I covered the Israeli units as they swept through the West Bank, driving Jordan’s Arab legion from Bethlehem down to Jericho and to the banks of the Jordan River. Burned-out Jordanian tanks and armored personnel carriers littered the highway. Where the troops stopped then is the armistice line today.

The fighting in Jerusalem and on the West Bank had been fierce, with heavy casualties, but it was largely over in 96 hours. Israelis and Palestinians alike were stunned. Suddenly, two peoples who had been separated by the so-called Green Line for 19 years confronted each other. Both sides were curious about the other.
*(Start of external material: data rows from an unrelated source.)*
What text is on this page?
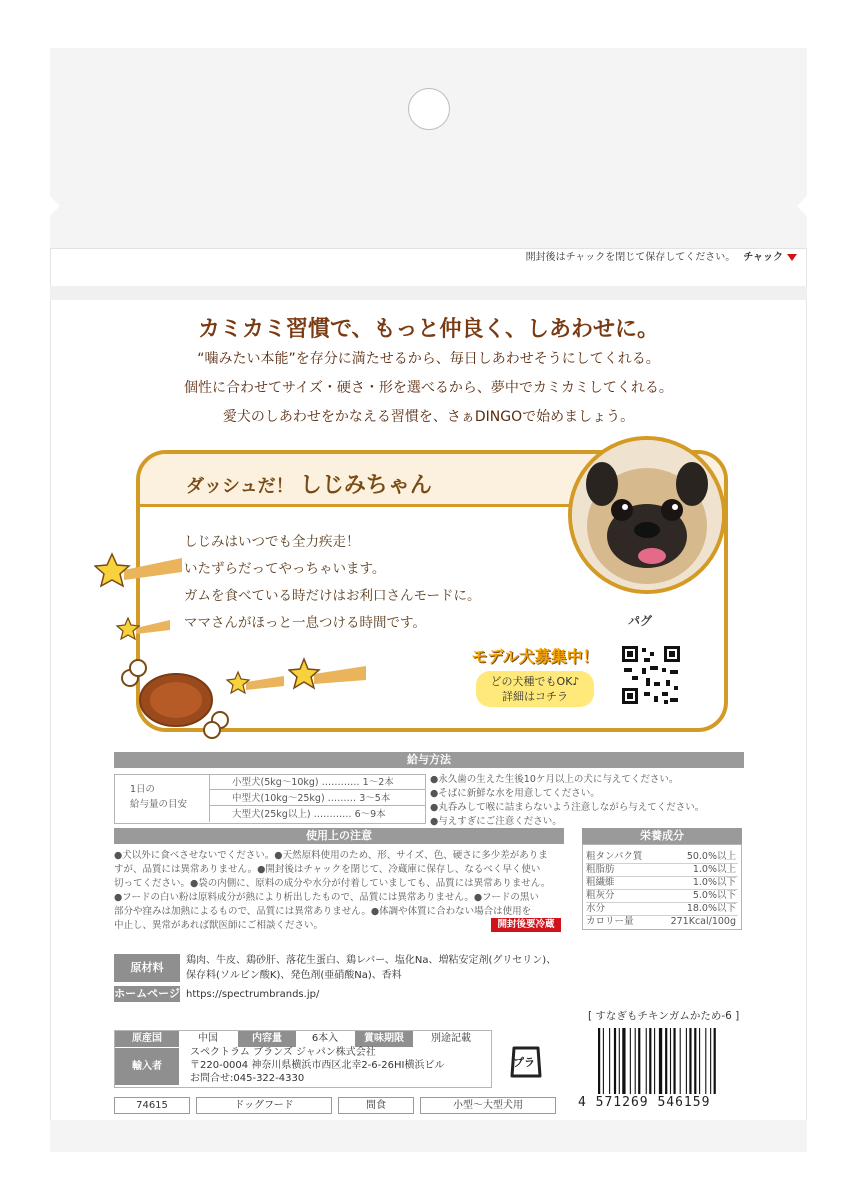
開封後はチャックを閉じて保存してください。 チャック
カミカミ習慣で、もっと仲良く、しあわせに。
“噛みたい本能”を存分に満たせるから、毎日しあわせそうにしてくれる。
個性に合わせてサイズ・硬さ・形を選べるから、夢中でカミカミしてくれる。
愛犬のしあわせをかなえる習慣を、さぁDINGOで始めましょう。
ダッシュだ！ しじみちゃん
しじみはいつでも全力疾走！
いたずらだってやっちゃいます。
ガムを食べている時だけはお利口さんモードに。
ママさんがほっと一息つける時間です。	パグ
モデル犬募集中！
どの犬種でもOK♪
詳細はコチラ
給与方法
1日の
給与量の目安
小型犬(5kg〜10kg) ………… 1〜2本
中型犬(10kg〜25kg) ……… 3〜5本
大型犬(25kg以上) ………… 6〜9本
●永久歯の生えた生後10ケ月以上の犬に与えてください。
●そばに新鮮な水を用意してください。
●丸呑みして喉に詰まらないよう注意しながら与えてください。
●与えすぎにご注意ください。
使用上の注意
●犬以外に食べさせないでください。●天然原料使用のため、形、サイズ、色、硬さに多少差がありま
すが、品質には異常ありません。●開封後はチャックを閉じて、冷蔵庫に保存し、なるべく早く使い
切ってください。●袋の内側に、原料の成分や水分が付着していましても、品質には異常ありません。
●フードの白い粉は原料成分が熱により析出したもので、品質には異常ありません。●フードの黒い
部分や窪みは加熱によるもので、品質には異常ありません。●体調や体質に合わない場合は使用を
中止し、異常があれば獣医師にご相談ください。	開封後要冷蔵
栄養成分
粗タンパク質	50.0%以上
粗脂肪	1.0%以上
粗繊維	1.0%以下
粗灰分	5.0%以下
水分	18.0%以下
カロリー量	271Kcal/100g
原材料
鶏肉、牛皮、鶏砂肝、落花生蛋白、鶏レバー、塩化Na、増粘安定剤(グリセリン)、
保存料(ソルビン酸K)、発色剤(亜硝酸Na)、香料
ホームページ https://spectrumbrands.jp/
[ すなぎもチキンガムかため-6 ]
原産国	中国	内容量	6本入	賞味期限	別途記載
輸入者
スペクトラム ブランズ ジャパン株式会社
〒220-0004 神奈川県横浜市西区北幸2-6-26HI横浜ビル
お問合せ:045-322-4330
プラ
74615	ドッグフード	間食	小型〜大型犬用	4 571269 546159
As soon as they could, ordinary Israelis poured into the walled Old City. Curiosity and the universal human instinct for bargains drove them into the shops in the narrow streets of the Old City. The shelves on the Jordanian side were stocked with duty-free electronics and small luxuries that were unavailable or much more expensive in high-tariff Israel.

The bargains flew off the shelves. And not just ordinary Israelis. Teddy Kollek, the mayor of Israeli Jerusalem, and Israel’s defense minister, Moshe Dayan, both famous antiquities collectors, descended on the Arab dealers in East Jerusalem and negotiated for ancient treasures to add to their collections.

Palestinians began to explore West Jerusalem and meet Israelis for the first time. A few had the nerve to travel to Jaffa to visit homes that they or their parents had fled in 1948.

In the process of getting to know each other in the first weeks after the war, Palestinians discovered that Israelis were not, in fact, 10 feet-tall, and Israelis found that Palestinians were not, in fact, all cutthroats.

It wasn’t all sweetness and light. A lot of blood had been spilled. But people on either side of the Green Line wanted to see what they could while they could. There was a shared assumption that, because the Israeli victory had been so total, that, this time, some sort of peace was inevitable.

It was an assumption, not necessarily an aspiration, not for everyone. People on both sides expected that the cease-fire would be replaced by an agreement, Israel would give up some of the occupied territory, just as it had during the Suez crisis nine years earlier, and that, this time, finally, there would be peace. How could it not?

No one I spoke to in those months after the war thought that the stand-off between Israel and the Palestinians would last for 50 years. Even the deeply cynical Moshe Dayan famously said he was just waiting for the phone to ring from the other side to negotiate peace.

It wasn’t to be. By the fall of that year, the Arab states met in Khartoum and agreed on their famous three no’s: no negotiation, no recognition, no peace with Israel.

At the same time, the first Jewish settlers had established a rump settlement on the West Bank, promising not to leave.

I remember asking Dayan at a news conference, what was going to be done about the settlers? “If we can solve the big issues,” he told me, “the settlers will be no problem.”

Today, there are some 400,000 Israelis settlers in the West Bank and 350,000 more in East Jerusalem. They are still promising not to leave, and constitute a major political voice on the right in Israel.

So, the elements of a deadlock, the same deadlock that has defied a solution for 50 years, were in place before the year was out.